As I’ve noted here, the Computational Journalism Server “wants to be a Platform-as-a-Service (PaaS) when it grows up.” In plotting the way forward to that goal, I’ve looked at three options:
- Remain on openSUSE / SUSE Studio and collect other open source tools to provide the additional services that would make the current server into a true PaaS.
- Start with the Cloud Foundry or one of its derivatives and add the computational journalism tools.
- Start with the Red Hat OpenShift Origin PaaS and add the computational journalism tools.
Remain on openSUSE
If I remain on openSUSE, as noted above, I’d need to collect more tools to provide additional services. Many of these deal with the underlying infrastructure. My target infrastructure is OpenStack Essex. That’s still the target. Moreover, the overall goal is still to provide an R-language tool set for dealing with large-scale computational journalism problems using library packages in the Comprehensive R Archive Network that implement parallel, cluster and grid computing.
When I started the original Data Journalism Developer Studio project, the Platform as a Service concept was in its infancy. It has matured rapidly, though. Cloud Foundry and Red Hat OpenShift are both about a year old, and several derivatives of Cloud Foundry have already appeared.
Cloud Foundry runs on Ubuntu Linux and OpenShift on Red Hat / Fedora. There isn’t an equivalent packaged solution for openSUSE. I’d have to build that for the Computational Journalism Server to be a true PaaS. And that seems to me a diversion from the mission.
Cloud Foundry
Cloud Foundry is an open source project from VMware. Derivative projects include AppFog for PHP projects, PaaS.io for Haskell, Stackato for Perl and Python and a community fork called CloudFreeStyle. Of these, neither AppFog nor PaaS.io are relevant, since there’s little PHP or Haskell in the current or planned use cases for the Computational Journalism Server. So the options are Cloud Foundry itself, Stackato or CloudFreeStyle.
I’ve ruled out the base Cloud Foundry for two main reasons.
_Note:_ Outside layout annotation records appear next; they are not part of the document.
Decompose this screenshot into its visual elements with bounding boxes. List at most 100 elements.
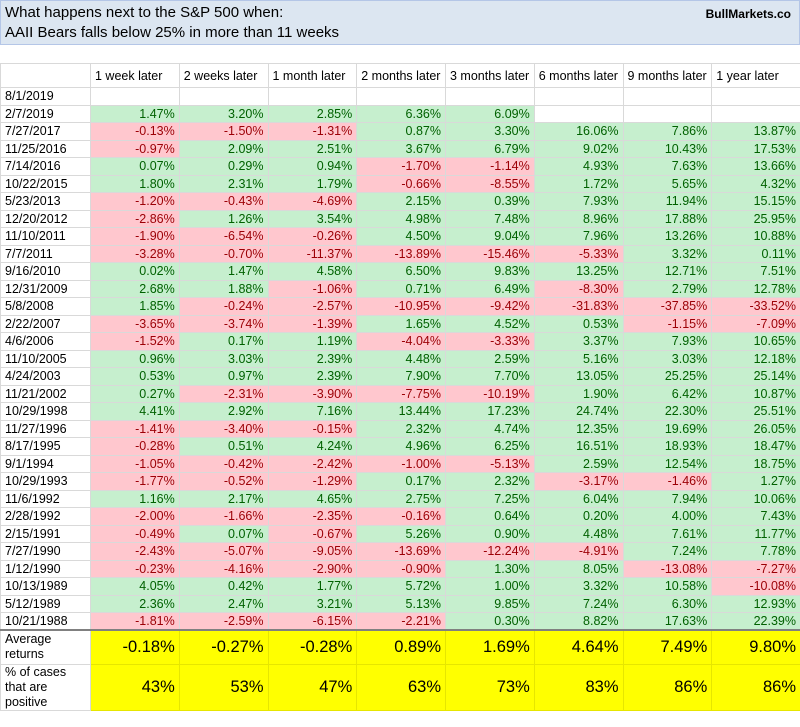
row-date: 4/24/2003	[0, 367, 91, 386]
return-cell: 0.53%	[90, 367, 180, 386]
table-row: 5/12/1989 2.36% 2.47% 3.21% 5.13% 9.85% 7.24% 6…	[0, 594, 800, 613]
row-date: 11/25/2016	[0, 139, 91, 158]
return-cell: 8.82%	[533, 612, 624, 631]
return-cell: -2.86%	[90, 209, 180, 228]
return-cell: -1.90%	[90, 227, 180, 246]
return-cell: 2.79%	[622, 279, 713, 298]
return-cell: -1.52%	[90, 332, 180, 351]
return-cell: 4.58%	[267, 262, 358, 281]
return-cell: 0.94%	[267, 157, 358, 176]
return-cell: -1.15%	[622, 314, 713, 333]
return-cell: 22.39%	[711, 612, 800, 631]
row-date: 7/7/2011	[0, 244, 91, 263]
title-banner: What happens next to the S&P 500 when: A…	[0, 0, 800, 45]
return-cell: 12.93%	[711, 594, 800, 613]
return-cell: 6.30%	[622, 594, 713, 613]
column-header: 1 month later	[267, 63, 358, 88]
row-date: 11/21/2002	[0, 384, 91, 403]
return-cell: -7.09%	[711, 314, 800, 333]
row-date: 5/23/2013	[0, 192, 91, 211]
return-cell: -0.52%	[178, 472, 269, 491]
return-cell: 22.30%	[622, 402, 713, 421]
table-row: 4/24/2003 0.53% 0.97% 2.39% 7.90% 7.70% 13.05%…	[0, 367, 800, 386]
return-cell: 10.43%	[622, 139, 713, 158]
return-cell: 1.80%	[90, 174, 180, 193]
return-cell: 25.51%	[711, 402, 800, 421]
row-date: 7/14/2016	[0, 157, 91, 176]
return-cell: 1.65%	[356, 314, 446, 333]
return-cell: 1.16%	[90, 489, 180, 508]
return-cell: 10.65%	[711, 332, 800, 351]
return-cell: 4.32%	[711, 174, 800, 193]
return-cell: 1.27%	[711, 472, 800, 491]
row-date: 10/29/1993	[0, 472, 91, 491]
return-cell: 15.15%	[711, 192, 800, 211]
return-cell: 0.07%	[178, 524, 269, 543]
return-cell: 1.72%	[533, 174, 624, 193]
return-cell	[711, 104, 800, 123]
average-value: -0.27%	[178, 629, 269, 665]
row-date: 2/15/1991	[0, 524, 91, 543]
table-row: 10/29/1998 4.41% 2.92% 7.16% 13.44% 17.23% 24.…	[0, 402, 800, 421]
return-cell: 6.25%	[445, 437, 535, 456]
return-cell: -1.70%	[356, 157, 446, 176]
return-cell: 4.98%	[356, 209, 446, 228]
return-cell: 7.93%	[533, 192, 624, 211]
column-header: 9 months later	[622, 63, 713, 88]
table-row: 7/27/1990 -2.43% -5.07% -9.05% -13.69% -12.24…	[0, 542, 800, 561]
return-cell: 18.47%	[711, 437, 800, 456]
table-row: 11/25/2016 -0.97% 2.09% 2.51% 3.67% 6.79% 9.02…	[0, 139, 800, 158]
return-cell: 2.85%	[267, 104, 358, 123]
return-cell: 2.39%	[267, 367, 358, 386]
return-cell: 12.54%	[622, 454, 713, 473]
return-cell	[533, 87, 624, 106]
return-cell: -7.27%	[711, 559, 800, 578]
column-header: 2 weeks later	[178, 63, 269, 88]
return-cell: 4.48%	[533, 524, 624, 543]
average-value: -0.28%	[267, 629, 358, 665]
return-cell: -4.16%	[178, 559, 269, 578]
table-row: 11/6/1992 1.16% 2.17% 4.65% 2.75% 7.25% 6.04% 7…	[0, 489, 800, 508]
return-cell: 2.59%	[445, 349, 535, 368]
table-row: 7/14/2016 0.07% 0.29% 0.94% -1.70% -1.14% 4.93…	[0, 157, 800, 176]
return-cell	[356, 87, 446, 106]
return-cell: 6.36%	[356, 104, 446, 123]
brand-label: BullMarkets.co	[705, 7, 791, 21]
return-cell: 2.31%	[178, 174, 269, 193]
table-row: 10/29/1993 -1.77% -0.52% -1.29% 0.17% 2.32% -3…	[0, 472, 800, 491]
header-date-cell	[0, 63, 91, 88]
return-cell: 1.90%	[533, 384, 624, 403]
row-date: 2/28/1992	[0, 507, 91, 526]
row-date: 11/6/1992	[0, 489, 91, 508]
return-cell	[711, 87, 800, 106]
return-cell: 13.66%	[711, 157, 800, 176]
header-row: 1 week later 2 weeks later 1 month later…	[0, 63, 800, 88]
return-cell: -11.37%	[267, 244, 358, 263]
return-cell: 1.00%	[445, 577, 535, 596]
return-cell: -0.23%	[90, 559, 180, 578]
title-line-2: AAII Bears falls below 25% in more than …	[5, 24, 340, 41]
return-cell: 2.17%	[178, 489, 269, 508]
return-cell: 1.79%	[267, 174, 358, 193]
return-cell: 4.65%	[267, 489, 358, 508]
return-cell: 4.41%	[90, 402, 180, 421]
return-cell: 3.37%	[533, 332, 624, 351]
return-cell: -1.41%	[90, 419, 180, 438]
return-cell: 12.71%	[622, 262, 713, 281]
column-header: 1 year later	[711, 63, 800, 88]
table-row: 7/7/2011 -3.28% -0.70% -11.37% -13.89% -15.46…	[0, 244, 800, 263]
return-cell: 8.96%	[533, 209, 624, 228]
average-value: 9.80%	[711, 629, 800, 665]
percent-positive-value: 47%	[267, 663, 358, 711]
return-cell: -4.04%	[356, 332, 446, 351]
return-cell: -1.81%	[90, 612, 180, 631]
return-cell: -31.83%	[533, 297, 624, 316]
return-cell: 0.17%	[356, 472, 446, 491]
return-cell: -9.42%	[445, 297, 535, 316]
column-header: 6 months later	[533, 63, 624, 88]
return-cell: -3.33%	[445, 332, 535, 351]
percent-positive-value: 83%	[533, 663, 624, 711]
average-value: 1.69%	[445, 629, 535, 665]
return-cell: 6.49%	[445, 279, 535, 298]
return-cell: -15.46%	[445, 244, 535, 263]
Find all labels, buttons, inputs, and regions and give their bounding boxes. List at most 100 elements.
- Most of the frameworks, services and tools provided by Cloud Foundry are totally unfamiliar to me. I know enough Ruby to do simple scripting and enough Java to call class libraries, but I know virtually nothing about Ruby on Rails, and I know absolutely nothing about Spring, Scala, RabbitMQ or Eclipse. I’d have a steep learning curve on tools that aren’t relevant to the core of the Computational Journalism Server – R, SQL and NoSQL databases, Hadoop and to a lesser extent Perl and Python.
- For an open source project with a year’s history under its belt, the documentation is, in a word, abysmal. In particular, the tasks I need to accomplish to make Computational Journalism Server into a PaaS – primarily adding R parallel programming capabilities and application packages – are totally undocumented.
I’m a member of the CloudFreeStyle project. I joined because I wanted to learn how to do what’s in Cloud Foundry and how to enhance it. Because it’s a source-level fork of Cloud Foundry, it would be easy to add functionality and ignore the components I don’t need, at least in the beginning. The “glue logic” to talk to applications and to the cloud infrastructure is already there and should “just work”. But, like its parent, there’s little documentation and I’d have to figure things out from the source.
Finally, there’s Stackato. Stackato is a very impressive product and ActiveState’s documentation, support and tool set is world-class. I’ve been a happy ActiveState Perl Development Kit user for years. If the Computational Journalism Server was a commercial product / business venture rather than an open source project, I’d go with Stackato. But the Computational Journalism Server isn’t there yet and may never be.
OpenShift Origin
OpenShift Origin, released on April 30, 2012, is an open source PaaS construction platform from Red Hat. I’ve spent about a day and a half browsing the documentation and I’m blown away by how comprehensive it is, especially for someone like me who wants to build a tool set from the ground up. The OpenShift Origin documentation is every bit as awesome as Cloud Foundry’s is abysmal.
The demos include a number of “LAMP stack oldies but goodies” – MediaWiki, WordPress, and Drupal. There’s also an OpenShift Origin LiveCD, based on Fedora 16, that turns any 64-bit Intel / AMD workstation, laptop or virtual machine into an OpenShift PaaS. With a few additional steps you can install OpenShift Origin permanently on a real or virtual machine.
The Way Forward
At the moment, I’m keeping three options open:
- Remain on openSUSE,
- CloudFreeStyle, and
- OpenShift Origin.
But I suspect the strength of the documentation will pull the project towards OpenShift Origin sooner rather than later. “Watch this space,” as the saying goes.